Minister of Labour and Employment, Muhammad Dingyadi, met with NANNM leadership, urging them to embrace dialogue as the government works to address their concerns.
Further discussions are scheduled to find a resolution to the dispute that stems from a 15-day ultimatum issued by the association on July 10.
In Lagos, hospitals like National Orthopaedic Hospital, Igbobi, and Isolo General Hospital are largely empty while Igando General Hospital’s maternity ward echoed with unattended mothers.
In Abuja, government hospitals, including General Hospital in Kubwa, are operating with skeletal or no critical services while the Emergency Male Ward was notably empty.
A medical doctor confirmed that patients had to be discharged due to the inability to provide care, with only emergency cases not requiring admission being attended to.
In Edo, Osun and Oyo States, nurses and midwives at Obafemi Awolowo University Teaching Hospitals Complex (OAUTHC), Ile-Ife, University College Hospital (UCH), Ibadan and University of Benin Teaching Hospital (UBTH) have joined the industrial action.
In Kwara, the NANNM chapter has joined the strike in solidarity with the national body, despite acknowledging Governor AbdulRahman AbdulRazaq’s efforts in increasing nurses’ salaries.

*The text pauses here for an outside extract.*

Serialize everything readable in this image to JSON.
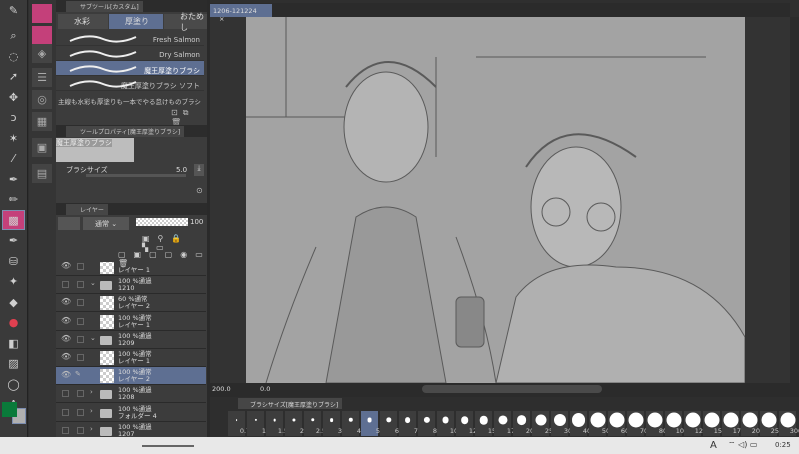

Bayelsa State is not left out as public hospitals, including Federal Medical Centre (FMC) in Yenagoa, abruptly discharged patients while in Niger State, nurses in state facilities and federal health institutions, including Kpakungun PHC, Tunga PHC, and General Hospital Minna, were absent.
Other states impacted by the strike include Plateau, Delta, Ondo, Nasarawa, and Ogun.